Since World War 2, these allies have increasingly drifted apart. Yet, there are no nations that are as similar, sharing a common cultural and political heritage. Perhaps its time to think about reviving the organization, as a separate entity from the Commonwealth, which is the 53-nation multicultural organization that does not have a military component.
They could certainly cooperate in military matters, at a time when the US is reducing its international commitments.
They could also cooperate on other meaningful challenges at this time. Australia, with its commitment in fighting global warming; New Zealand with their deep interest in the terrorist threats posed by social media; Canada, the country that coined the term multiculturalism could help solve the problems created by it; and Britain, whose two royal princes have done so much in the area of mental health.

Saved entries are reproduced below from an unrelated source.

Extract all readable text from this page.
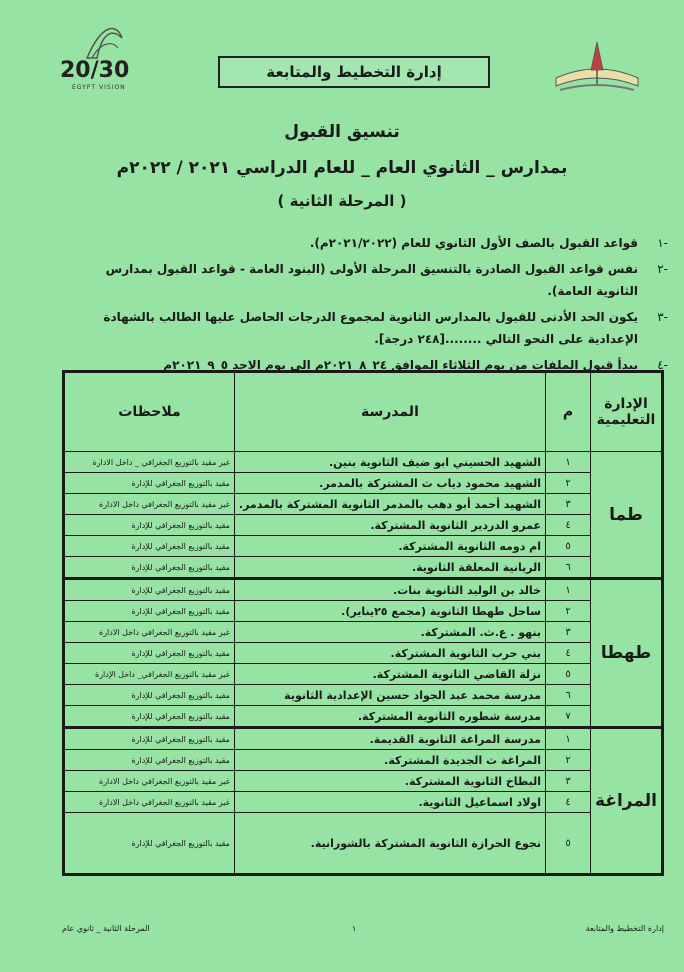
20/30
EGYPT VISION
إدارة التخطيط والمتابعة
تنسيق القبول
بمدارس _ الثانوي العام _ للعام الدراسي ٢٠٢١ / ٢٠٢٢م
( المرحلة الثانية )
-١
قواعد القبول بالصف الأول الثانوي للعام (٢٠٢١/٢٠٢٢م).
-٢
نفس قواعد القبول الصادرة بالتنسيق المرحلة الأولى (البنود العامة - قواعد القبول بمدارس الثانوية العامة).
-٣
يكون الحد الأدنى للقبول بالمدارس الثانوية لمجموع الدرجات الحاصل عليها الطالب بالشهادة الإعدادية على النحو التالي ........[٢٤٨ درجة].
-٤
يبدأ قبول الملفات من يوم الثلاثاء الموافق ٢٤_٨_٢٠٢١م الى يوم الاحد ٥_٩_٢٠٢١م
الإدارة التعليمية	م	المدرسة	ملاحظات
طما	١	الشهيد الحسيني ابو ضيف الثانوية بنين.	غير مقيد بالتوزيع الجغرافي _ داخل الادارة
	٢	الشهيد محمود دياب ث المشتركة بالمدمر.	مقيد بالتوزيع الجغرافي للإدارة
	٣	الشهيد أحمد أبو دهب بالمدمر الثانوية المشتركة بالمدمر.	غير مقيد بالتوزيع الجغرافي داخل الادارة
	٤	عمرو الدردير الثانوية المشتركة.	مقيد بالتوزيع الجغرافي للإدارة
	٥	ام دومه الثانوية المشتركة.	مقيد بالتوزيع الجغرافي للإدارة
	٦	الريانية المعلقة الثانوية.	مقيد بالتوزيع الجغرافي للإدارة
طهطا	١	خالد بن الوليد الثانوية بنات.	مقيد بالتوزيع الجغرافي للإدارة
	٢	ساحل طهطا الثانوية (مجمع ٢٥يناير).	مقيد بالتوزيع الجغرافي للإدارة
	٣	بنهو . ع.ث. المشتركة.	غير مقيد بالتوزيع الجغرافي داخل الادارة
	٤	بني حرب الثانوية المشتركة.	مقيد بالتوزيع الجغرافي للإدارة
	٥	نزلة القاضي الثانوية المشتركة.	غير مقيد بالتوزيع الجغرافي_ داخل الإدارة
	٦	مدرسة محمد عبد الجواد حسين الإعدادية الثانوية	مقيد بالتوزيع الجغرافي للإدارة
	٧	مدرسة شطوره الثانوية المشتركة.	مقيد بالتوزيع الجغرافي للإدارة
المراغة	١	مدرسة المراغة الثانوية القديمة.	مقيد بالتوزيع الجغرافي للإدارة
	٢	المراغة ث الجديدة المشتركة.	مقيد بالتوزيع الجغرافي للإدارة
	٣	البطاخ الثانوية المشتركة.	غير مقيد بالتوزيع الجغرافي داخل الادارة
	٤	اولاد اسماعيل الثانوية.	غير مقيد بالتوزيع الجغرافي داخل الادارة
	٥	نجوع الحرازة الثانوية المشتركة بالشورانية.	مقيد بالتوزيع الجغرافي للإدارة
إدارة التخطيط والمتابعة
١
المرحلة الثانية _ ثانوي عام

They should not argue over who has the dominant role (this could rotate amongst the four), but they would collectively work together to address the most important issues of our time.
The Australian is the nation’s best newspaper, the only one with real news. It’s a Rupert Murdoch owned newspaper with a definite conservative slant.
I enjoyed reading it each day, even with coffee!
BACK TO THE US
When I arrived back in the US, the first thing I heard at the airport was a woman complaining about her wheelchair, which was delayed by five minutes. A couple of days later, at a doctor’s office, there was a similar incident, with a lady complaining that her subsidized public transport was late. Are we becoming a nation of complainers?
It was good to get back to America, but I sure do miss Australia. I think I need an annual Australian “fix.”